I'm considering room treatments; never done anything in the past. I have a medium-large room, and for the most part, it sounds pretty good. As always, I'm looking for some type of improvement. I've heard over and over again that room treatments can improve things like a major component upgrade. Sounds good to me. 

The walls to the sides of the main speakers may be far enough away that there is no first reflection point (it's hard to tell from the picture, but on the outside of the left main is a small wall and an opening to the foyer). Also, to the outside of the right main is a large window. I'm also not sure how the vaulted ceiling affects things... Better or worse? I'm thinking corner traps first...

Open for any suggestions. Of course, I want to keep cost down. WAF is medium-low. I can DIY as well.

Thanks for any comments.


----------



## basementjack (Sep 18, 2006)

Otto, 

Usually, a room full of stuff, with openings and angles etc, tend to sound pretty good.

I would do a room measurement with REW to see where your bass response is, as it doesn't look like you need help with early reflections.


----------



## bpape (Sep 14, 2006)

Corner traps would be a good option.

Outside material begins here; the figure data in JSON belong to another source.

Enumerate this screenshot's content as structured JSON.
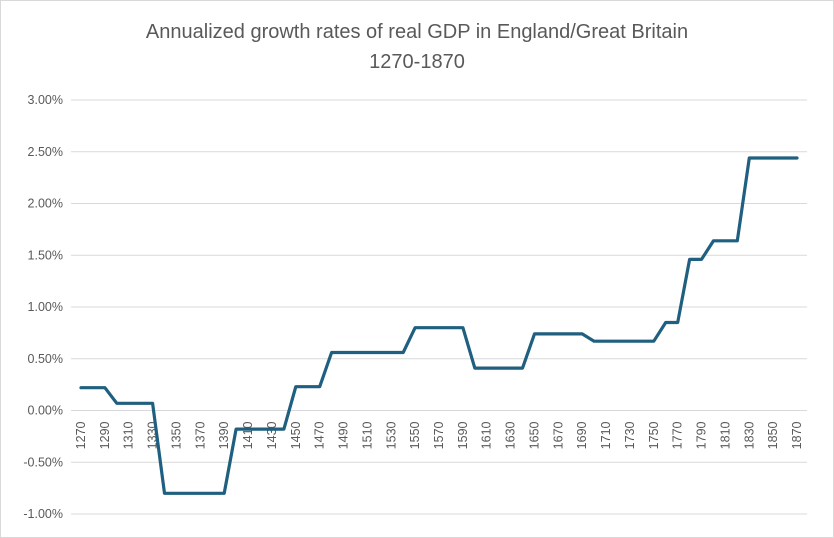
{
  "chart_data": {
    "type": "line",
    "title": "Annualized growth rates of real GDP in England/Great Britain",
    "subtitle": "1270-1870",
    "xlabel": "",
    "ylabel": "",
    "ylim": [
      -0.01,
      0.03
    ],
    "y_ticks": [
      "3.00%",
      "2.50%",
      "2.00%",
      "1.50%",
      "1.00%",
      "0.50%",
      "0.00%",
      "-0.50%",
      "-1.00%"
    ],
    "x_tick_labels": [
      "1270",
      "1290",
      "1310",
      "1330",
      "1350",
      "1370",
      "1390",
      "1410",
      "1430",
      "1450",
      "1470",
      "1490",
      "1510",
      "1530",
      "1550",
      "1570",
      "1590",
      "1610",
      "1630",
      "1650",
      "1670",
      "1690",
      "1710",
      "1730",
      "1750",
      "1770",
      "1790",
      "1810",
      "1830",
      "1850",
      "1870"
    ],
    "grid": true,
    "legend": "none",
    "line_color": "#1f5f7f",
    "x": [
      1270,
      1280,
      1290,
      1300,
      1310,
      1320,
      1330,
      1340,
      1350,
      1360,
      1370,
      1380,
      1390,
      1400,
      1410,
      1420,
      1430,
      1440,
      1450,
      1460,
      1470,
      1480,
      1490,
      1500,
      1510,
      1520,
      1530,
      1540,
      1550,
      1560,
      1570,
      1580,
      1590,
      1600,
      1610,
      1620,
      1630,
      1640,
      1650,
      1660,
      1670,
      1680,
      1690,
      1700,
      1710,
      1720,
      1730,
      1740,
      1750,
      1760,
      1770,
      1780,
      1790,
      1800,
      1810,
      1820,
      1830,
      1840,
      1850,
      1860,
      1870
    ],
    "values": [
      0.0022,
      0.0022,
      0.0022,
      0.0007,
      0.0007,
      0.0007,
      0.0007,
      -0.008,
      -0.008,
      -0.008,
      -0.008,
      -0.008,
      -0.008,
      -0.0018,
      -0.0018,
      -0.0018,
      -0.0018,
      -0.0018,
      0.0023,
      0.0023,
      0.0023,
      0.0056,
      0.0056,
      0.0056,
      0.0056,
      0.0056,
      0.0056,
      0.0056,
      0.008,
      0.008,
      0.008,
      0.008,
      0.008,
      0.0041,
      0.0041,
      0.0041,
      0.0041,
      0.0041,
      0.0074,
      0.0074,
      0.0074,
      0.0074,
      0.0074,
      0.0067,
      0.0067,
      0.0067,
      0.0067,
      0.0067,
      0.0067,
      0.0085,
      0.0085,
      0.0146,
      0.0146,
      0.0164,
      0.0164,
      0.0164,
      0.0244,
      0.0244,
      0.0244,
      0.0244,
      0.0244
    ]
  }
}
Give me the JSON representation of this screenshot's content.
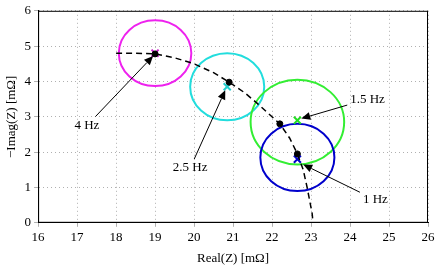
{
  "chart_data": {
    "type": "scatter",
    "x_label": "Real(Z) [mΩ]",
    "y_label": "−Imag(Z) [mΩ]",
    "xlim": [
      16,
      26
    ],
    "xticks": [
      16,
      17,
      18,
      19,
      20,
      21,
      22,
      23,
      24,
      25,
      26
    ],
    "ylim": [
      0,
      6
    ],
    "yticks": [
      0,
      1,
      2,
      3,
      4,
      5,
      6
    ],
    "grid": true,
    "series": [
      {
        "type": "line",
        "color": "#000000",
        "line_style": "dashed",
        "x": [
          18.0,
          18.5,
          19.0,
          19.5,
          20.0,
          20.5,
          20.9,
          21.3,
          21.6,
          21.9,
          22.2,
          22.45,
          22.65,
          22.8,
          22.9,
          22.97,
          23.03,
          23.05
        ],
        "y": [
          4.8,
          4.8,
          4.78,
          4.67,
          4.5,
          4.25,
          3.98,
          3.68,
          3.4,
          3.1,
          2.8,
          2.4,
          1.95,
          1.5,
          1.0,
          0.6,
          0.25,
          0.0
        ]
      },
      {
        "type": "scatter",
        "color": "#000000",
        "marker": "circle",
        "x": [
          19.0,
          20.9,
          22.2,
          22.65
        ],
        "y": [
          4.78,
          3.98,
          2.8,
          1.95
        ]
      },
      {
        "type": "scatter",
        "marker": "cross",
        "colors": [
          "#cc22cc",
          "#22cccc",
          "#22dd22",
          "#0000cc"
        ],
        "x": [
          19.0,
          20.85,
          22.65,
          22.65
        ],
        "y": [
          4.8,
          3.85,
          2.9,
          1.8
        ]
      }
    ],
    "circles": [
      {
        "x": 19.0,
        "y": 4.8,
        "radius": 0.93,
        "color": "#ee22ee"
      },
      {
        "x": 20.85,
        "y": 3.85,
        "radius": 0.95,
        "color": "#22dddd"
      },
      {
        "x": 22.65,
        "y": 2.85,
        "radius": 1.2,
        "color": "#33ee33"
      },
      {
        "x": 22.65,
        "y": 1.85,
        "radius": 0.95,
        "color": "#0000cc"
      }
    ],
    "annotations": [
      {
        "text": "4 Hz",
        "x": 17.25,
        "y": 2.75,
        "arrow_x": 18.95,
        "arrow_y": 4.72
      },
      {
        "text": "2.5 Hz",
        "x": 19.9,
        "y": 1.55,
        "arrow_x": 20.8,
        "arrow_y": 3.75
      },
      {
        "text": "1.5 Hz",
        "x": 24.45,
        "y": 3.5,
        "arrow_x": 22.75,
        "arrow_y": 2.95
      },
      {
        "text": "1 Hz",
        "x": 24.65,
        "y": 0.65,
        "arrow_x": 22.8,
        "arrow_y": 1.65
      }
    ]
  }
}
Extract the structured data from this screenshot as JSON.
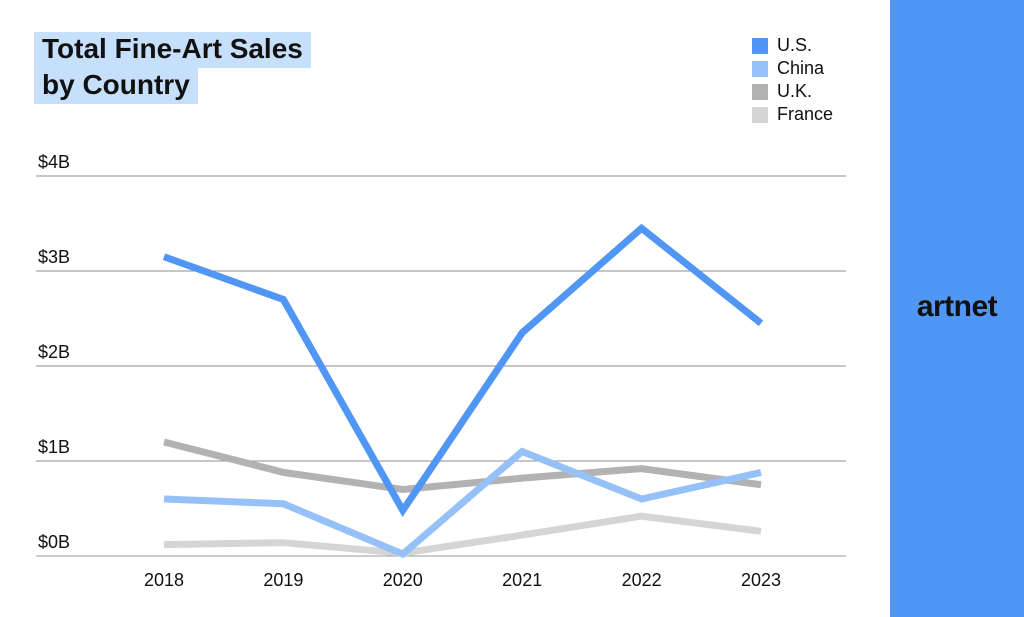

You might also consider:

- Hanging some panels parallel with the floor to cover the peak of the ceiling.
- A couple panels directly behind the main speakers to deal with boundary proximity bass response issues (SBIR).
- A couple of panels up high on the front wall to help with the front to back slap that you likely won't be able to deal with in the rear of the room (WAF)

Bryan


----------



## Otto (May 18, 2006)

Thanks guys. My bass response is generally pretty good. I'm EQ'd to a house curve with BFD. I've looked at the waterfall plot briefly, and think that could be better. Can I handle long decay periods with treatments?

I've thought about putting a couple rather large treatments behind the mains as a type of art. I think my wife will go for it. Just a matter of making them...

Thanks again.


----------



## Ethan Winer (Jul 21, 2006)

Otto,

> Open for any suggestions. Of course, I want to keep cost down. WAF is medium-low. I can DIY as well. <

There are many threads here that explains the basics of acoustic treatment, though this FAQ puts much of it in a single place:

http://www.ethanwiner.com/acoustics.html

> I'm also not sure how the vaulted ceiling affects things... Better or worse? I'm thinking corner traps first... <

I agree that corner traps is an important first step. A vaulted ceiling can be a problem because sound tends to focus under the peak. The photo below shows how I treated under the peak in my home studio.

--Ethan


----------



## Otto (May 18, 2006)

Thanks guys. I'll read up some more, but wanted to get some comments initially. One thing that I think I kind of wrote backwards -- when I said WAF is medium-low, I mean that my wife is pretty cool about all this, not that she would put up a fight! Happy Valentine's Day!


----------



## bpape (Sep 14, 2006)

Ah! Well that certainly makes it easier. 

Happy V day to you and your wife.

Bryan


----------